In the meantime, there were some technical issues with the train.  The heat on the train had definitely been fixed, but now there was the opposite problem.  I had stripped down to my t-shirt and yoga pants and was still burning up.  Also, the toilets weren’t flushing anymore and the sink in our car was clogged, with the turbulence of the train sending large waves of murky sink water splashing onto the floor.  Ew.   Fortunately, they were able to repair this while we were halted in Albany, at which point the New York City-bound cars of the train separated from our Boston cars.


The arrival of snow

The arrival of snow

Other passengers were beginning to worry as about whether they would reach their destination in the storm.  One woman from Massachusetts was particularly vocal about her complaints.  “I mean, WHY are we just SITTING so long here in Albany?  They told me that they are working on the New York-bound train.” [Note: they were also fixing our toilets at this time.  Well worth the delay, if you ask me].  She continued, “I told them, I don’t CARE about the New York car, I care about ME!  What about ME?”  At least she was totally up-front about her shallowness.  Another MA father nearby was trying desperately to silence his young son, who, as 7-year-olds are wont to do, was both excited and antsy to be stuck on a train.  The dad griped to the boy in a thick Boston accent, “Ya know, you’ve been askin’ all aftahnoon, ‘When ah we goin’ on the train?’ And now we’re heah : cantcha just SIT theah and take a NAP?”  He then returned to an argument he was having with his girlfriend over the phone regarding comments made by other women on his Facebook page: “You know I doan know who half of them ah!  So freakin retahded. I love you so much.  Ahm sahry, baby girl.” It was like being on reality TV.

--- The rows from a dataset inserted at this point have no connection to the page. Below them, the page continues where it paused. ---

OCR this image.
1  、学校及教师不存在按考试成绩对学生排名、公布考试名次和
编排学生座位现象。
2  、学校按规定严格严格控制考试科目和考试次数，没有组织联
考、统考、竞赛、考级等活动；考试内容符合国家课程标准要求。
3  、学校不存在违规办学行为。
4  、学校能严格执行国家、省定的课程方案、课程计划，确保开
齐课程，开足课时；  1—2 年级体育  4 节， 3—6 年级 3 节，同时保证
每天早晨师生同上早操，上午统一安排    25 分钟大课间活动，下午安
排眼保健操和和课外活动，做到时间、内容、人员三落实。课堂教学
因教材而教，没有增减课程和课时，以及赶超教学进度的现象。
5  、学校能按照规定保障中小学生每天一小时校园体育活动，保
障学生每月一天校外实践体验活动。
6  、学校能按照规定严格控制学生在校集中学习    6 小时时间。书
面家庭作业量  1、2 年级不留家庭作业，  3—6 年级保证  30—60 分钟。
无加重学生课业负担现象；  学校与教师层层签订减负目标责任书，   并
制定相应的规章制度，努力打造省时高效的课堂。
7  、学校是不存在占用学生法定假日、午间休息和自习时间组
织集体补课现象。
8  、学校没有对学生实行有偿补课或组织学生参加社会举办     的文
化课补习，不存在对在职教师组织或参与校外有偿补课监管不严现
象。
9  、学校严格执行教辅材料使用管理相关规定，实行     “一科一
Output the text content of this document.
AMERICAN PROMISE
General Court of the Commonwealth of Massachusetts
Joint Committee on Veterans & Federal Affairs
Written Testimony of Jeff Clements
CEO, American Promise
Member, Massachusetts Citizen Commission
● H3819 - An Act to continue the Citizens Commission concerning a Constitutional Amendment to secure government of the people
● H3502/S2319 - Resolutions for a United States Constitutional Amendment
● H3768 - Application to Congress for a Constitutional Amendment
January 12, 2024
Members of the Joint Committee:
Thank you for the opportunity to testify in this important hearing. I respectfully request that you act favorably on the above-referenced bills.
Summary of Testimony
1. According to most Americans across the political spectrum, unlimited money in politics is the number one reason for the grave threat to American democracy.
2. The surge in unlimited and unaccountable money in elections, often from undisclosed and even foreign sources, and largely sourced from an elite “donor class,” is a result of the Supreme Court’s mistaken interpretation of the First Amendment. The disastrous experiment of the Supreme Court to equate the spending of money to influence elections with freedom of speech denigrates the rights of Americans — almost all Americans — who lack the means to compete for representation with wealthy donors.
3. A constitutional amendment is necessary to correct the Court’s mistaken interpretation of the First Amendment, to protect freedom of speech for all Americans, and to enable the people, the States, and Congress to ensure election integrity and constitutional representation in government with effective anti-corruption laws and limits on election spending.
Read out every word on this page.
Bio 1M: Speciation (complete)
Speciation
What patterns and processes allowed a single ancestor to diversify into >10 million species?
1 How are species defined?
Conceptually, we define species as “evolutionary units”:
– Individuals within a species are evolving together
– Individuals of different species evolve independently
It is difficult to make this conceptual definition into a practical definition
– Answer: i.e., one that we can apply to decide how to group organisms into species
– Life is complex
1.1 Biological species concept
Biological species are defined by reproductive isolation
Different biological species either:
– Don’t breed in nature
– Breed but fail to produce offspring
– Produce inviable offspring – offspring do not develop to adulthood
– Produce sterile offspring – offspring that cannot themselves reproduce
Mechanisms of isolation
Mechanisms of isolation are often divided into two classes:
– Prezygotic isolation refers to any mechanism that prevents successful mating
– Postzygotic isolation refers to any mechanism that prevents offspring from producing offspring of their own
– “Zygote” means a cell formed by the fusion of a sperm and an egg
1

The snow became progressively thicker as night fell, but I noticed that we were catching up on time.  Soon, the familiar sights of Boston began to appear, and I knew that making it “home” that night wouldn’t be a problem. By the time we arrived at Boston Back Bay station, we miraculously were only about 13 minutes off schedule.  Not bad at all!  I bought a 7-day transit pass (a steal at $19) and jumped on the Orange Line.  Ten minutes later,  I was in my old neighborhood and a quick walk away from my friend Jane’s house, where I would be staying for the next week.

Blizzard conditions, but still very walkable

Blizzard conditions, but still very walkable

The neighborhood liquor store stayed open until midnight for those last-minute blizzard supplies :)

The neighborhood liquor store stayed open until midnight for those last-minute blizzard supplies 🙂

Once at Jane’s, I took my spot on the couch and joined the rest of the family (including her husband, baby daughter, two sisters, and soon-to-be brother-in-law) in hunkering down under comfy blankets for the storm. Tomorrow, Tuesday, would be a snow day.   And we weren’t going anywhere.